DragonMinded commented 3 years ago

So that's what the three fetches in Jubeat are for. Have you confirmed that sending some scores in each results in all of them appearing on the playfield together? Does Jubeat have a limit to number songs it will process per-packet? GFDM pagination makes a lot more sense IMO, its a lot easier to do offset/limit with arbitrary sizes in MySQL than it is to figure out how to evenly divide results into three responses.

IIRC some of the mysql fetch operations already support limited pagination for the frontend. Getting this working correctly with remote server linking might be a bit difficult, however. Probably the best thing to do is look up all the scores for a game when servicing the first packet, cache them somewhere and pull from that until it is empty which would work for both local and remote fetches as well as mean that we have the ability to evenly divide the response for Jubeat. We would need a backend cache for starters as the current cache system is frontend-only.

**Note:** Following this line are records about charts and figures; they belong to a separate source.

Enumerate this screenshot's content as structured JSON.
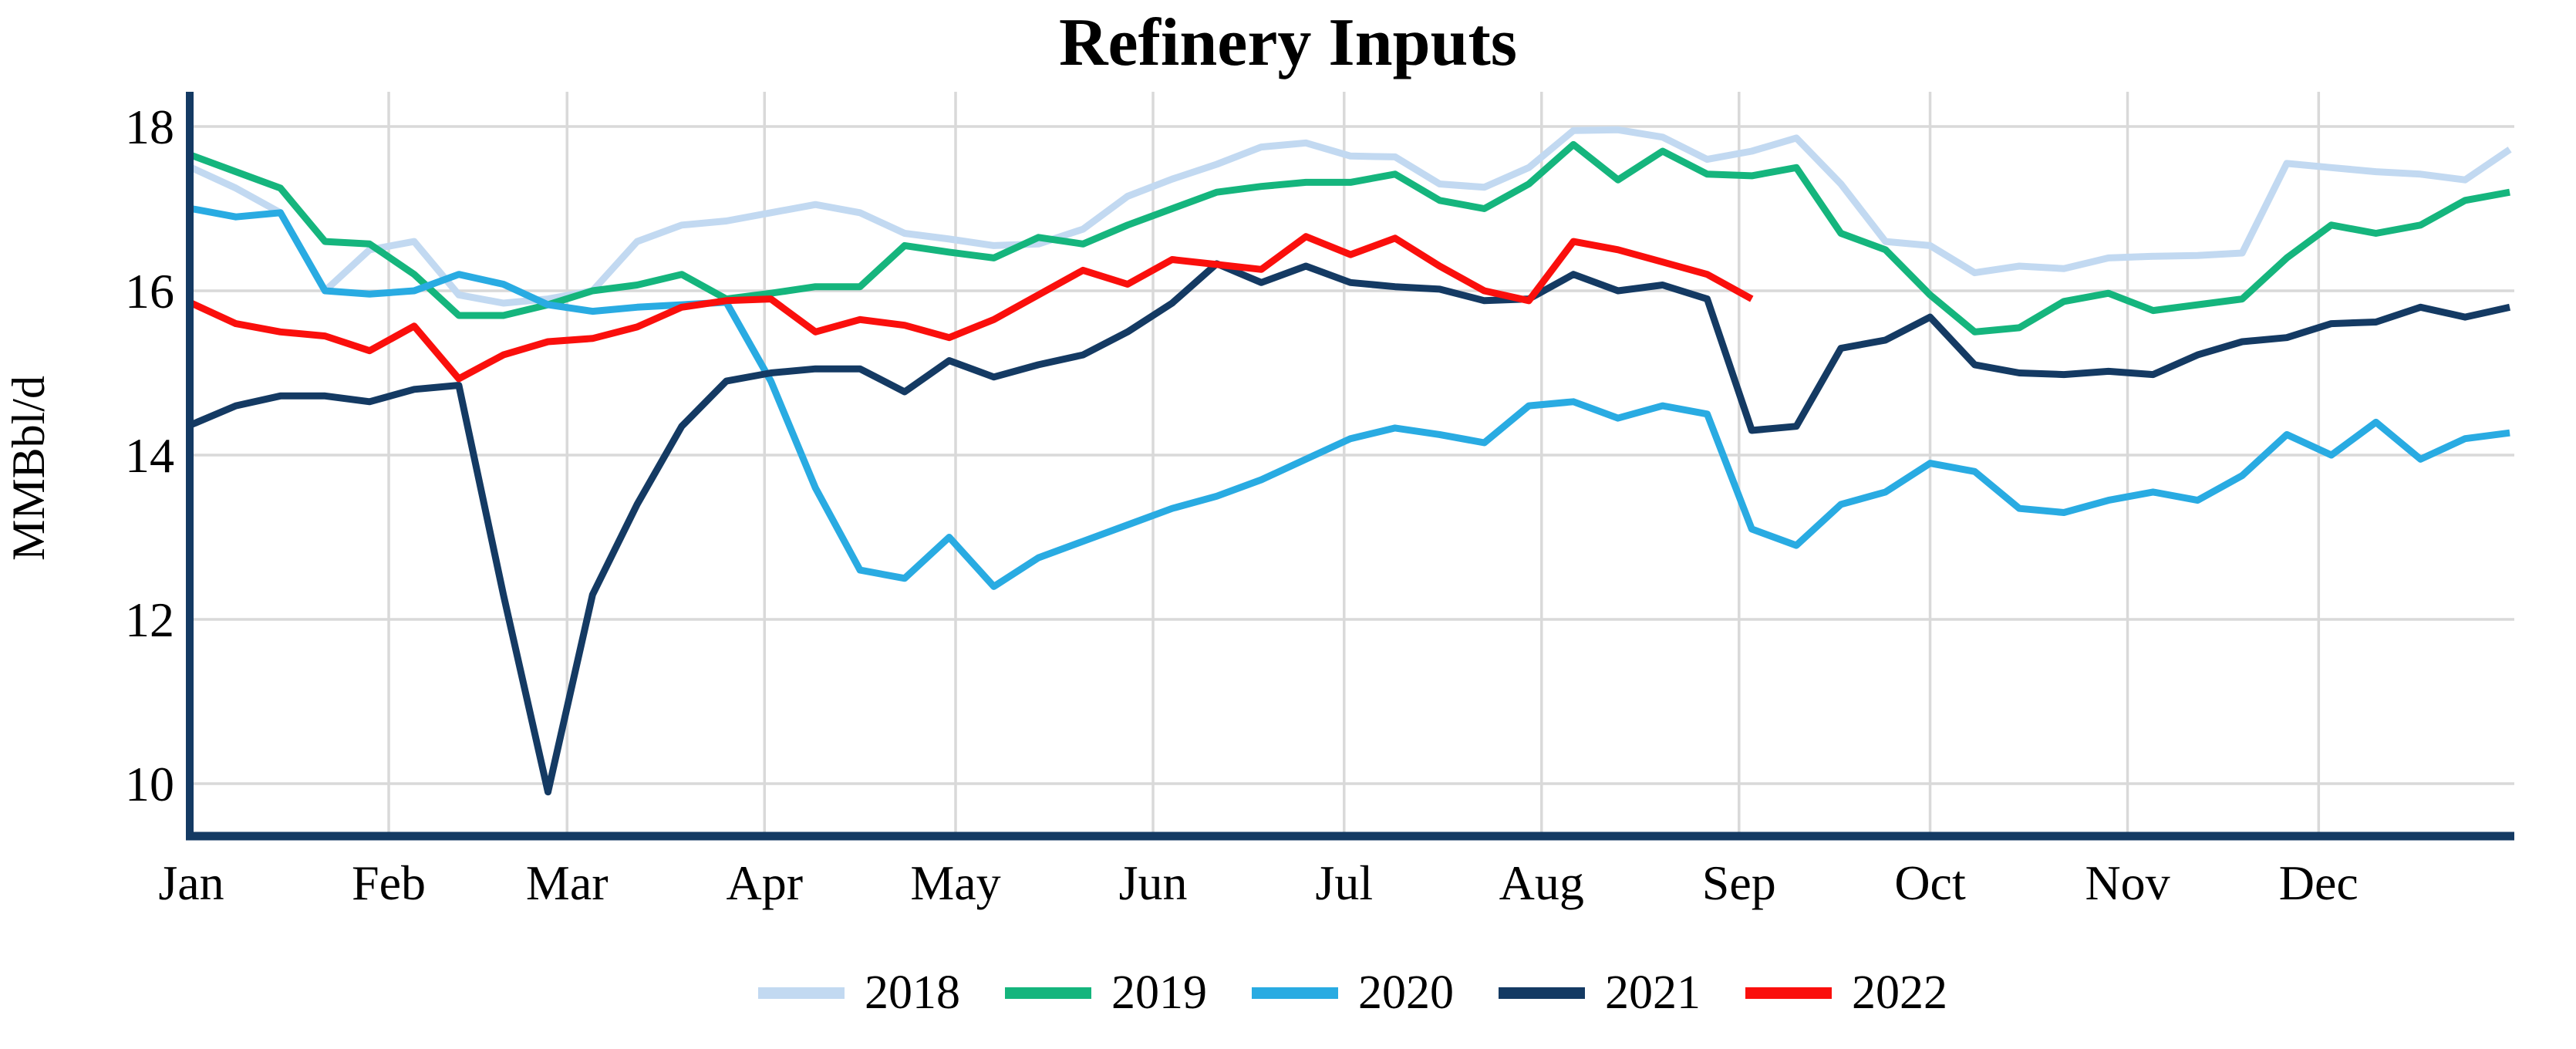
{
  "title": "Refinery Inputs",
  "y_axis": {
    "label": "MMBbl/d",
    "ticks": [
      "18",
      "16",
      "14",
      "12",
      "10"
    ]
  },
  "x_axis": {
    "months": [
      "Jan",
      "Feb",
      "Mar",
      "Apr",
      "May",
      "Jun",
      "Jul",
      "Aug",
      "Sep",
      "Oct",
      "Nov",
      "Dec"
    ]
  },
  "colors": {
    "background": "#ffffff",
    "grid": "#d9d9d9",
    "axis": "#143a63",
    "text": "#000000"
  },
  "chart_data": {
    "type": "line",
    "title": "Refinery Inputs",
    "xlabel": "",
    "ylabel": "MMBbl/d",
    "x_unit": "week of year (weekly data, one point per week, Jan 1 through Dec 31)",
    "x_tick_labels": [
      "Jan",
      "Feb",
      "Mar",
      "Apr",
      "May",
      "Jun",
      "Jul",
      "Aug",
      "Sep",
      "Oct",
      "Nov",
      "Dec"
    ],
    "y_ticks": [
      18,
      16,
      14,
      12,
      10
    ],
    "ylim": [
      9.4,
      18.4
    ],
    "grid": true,
    "legend_position": "bottom",
    "series": [
      {
        "name": "2018",
        "color": "#c2d9f1",
        "values": [
          17.5,
          17.25,
          16.95,
          16.0,
          16.5,
          16.6,
          15.95,
          15.85,
          15.9,
          16.0,
          16.6,
          16.8,
          16.85,
          16.95,
          17.05,
          16.95,
          16.7,
          16.63,
          16.55,
          16.57,
          16.75,
          17.15,
          17.36,
          17.54,
          17.75,
          17.8,
          17.64,
          17.63,
          17.3,
          17.26,
          17.5,
          17.95,
          17.96,
          17.87,
          17.6,
          17.7,
          17.86,
          17.3,
          16.6,
          16.55,
          16.22,
          16.3,
          16.27,
          16.4,
          16.42,
          16.43,
          16.46,
          17.55,
          17.5,
          17.45,
          17.42,
          17.35,
          17.72
        ]
      },
      {
        "name": "2019",
        "color": "#15b57d",
        "values": [
          17.65,
          17.45,
          17.25,
          16.6,
          16.57,
          16.2,
          15.7,
          15.7,
          15.83,
          16.0,
          16.07,
          16.2,
          15.9,
          15.97,
          16.05,
          16.05,
          16.55,
          16.47,
          16.4,
          16.65,
          16.57,
          16.8,
          17.0,
          17.2,
          17.27,
          17.32,
          17.32,
          17.42,
          17.1,
          17.0,
          17.3,
          17.78,
          17.35,
          17.7,
          17.42,
          17.4,
          17.5,
          16.7,
          16.5,
          15.95,
          15.5,
          15.55,
          15.87,
          15.97,
          15.76,
          15.83,
          15.9,
          16.4,
          16.8,
          16.7,
          16.8,
          17.1,
          17.2
        ]
      },
      {
        "name": "2020",
        "color": "#29abe2",
        "values": [
          17.0,
          16.9,
          16.95,
          16.0,
          15.96,
          16.0,
          16.2,
          16.08,
          15.83,
          15.75,
          15.8,
          15.83,
          15.86,
          14.9,
          13.6,
          12.6,
          12.5,
          13.0,
          12.4,
          12.75,
          12.95,
          13.15,
          13.35,
          13.5,
          13.7,
          13.95,
          14.2,
          14.33,
          14.25,
          14.15,
          14.6,
          14.65,
          14.45,
          14.6,
          14.5,
          13.1,
          12.9,
          13.4,
          13.55,
          13.9,
          13.8,
          13.35,
          13.3,
          13.45,
          13.55,
          13.45,
          13.75,
          14.25,
          14.0,
          14.4,
          13.95,
          14.2,
          14.27
        ]
      },
      {
        "name": "2021",
        "color": "#143a63",
        "values": [
          14.37,
          14.6,
          14.72,
          14.72,
          14.65,
          14.8,
          14.85,
          12.3,
          9.9,
          12.3,
          13.4,
          14.35,
          14.9,
          15.0,
          15.05,
          15.05,
          14.77,
          15.15,
          14.95,
          15.1,
          15.22,
          15.5,
          15.85,
          16.33,
          16.1,
          16.3,
          16.1,
          16.05,
          16.02,
          15.88,
          15.9,
          16.2,
          16.0,
          16.07,
          15.9,
          14.3,
          14.35,
          15.3,
          15.4,
          15.68,
          15.1,
          15.0,
          14.98,
          15.02,
          14.98,
          15.22,
          15.38,
          15.43,
          15.6,
          15.62,
          15.8,
          15.68,
          15.8
        ]
      },
      {
        "name": "2022",
        "color": "#fa0f0c",
        "values": [
          15.85,
          15.6,
          15.5,
          15.45,
          15.27,
          15.57,
          14.93,
          15.22,
          15.38,
          15.42,
          15.56,
          15.8,
          15.88,
          15.9,
          15.5,
          15.65,
          15.58,
          15.43,
          15.65,
          15.95,
          16.25,
          16.08,
          16.38,
          16.32,
          16.26,
          16.66,
          16.44,
          16.64,
          16.3,
          16.0,
          15.88,
          16.6,
          16.5,
          16.35,
          16.2,
          15.9
        ]
      }
    ]
  }
}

DragonMinded commented 1 year ago

So, revisiting this now that we have a caching layer for the backend and Jubeat makes use of this to split scores across the three separate music requests. For GFDM, similar logic can be implemented where the initial fetch hydrates the cache and then we pull X songs per request given the client's request for a maximum. See Jubeat for an example of how this would work, but in effect it means we don't need to implement DB or BEMAPI pagination at all, we can just use the cache layer to handle it with a single fetch at the beginning.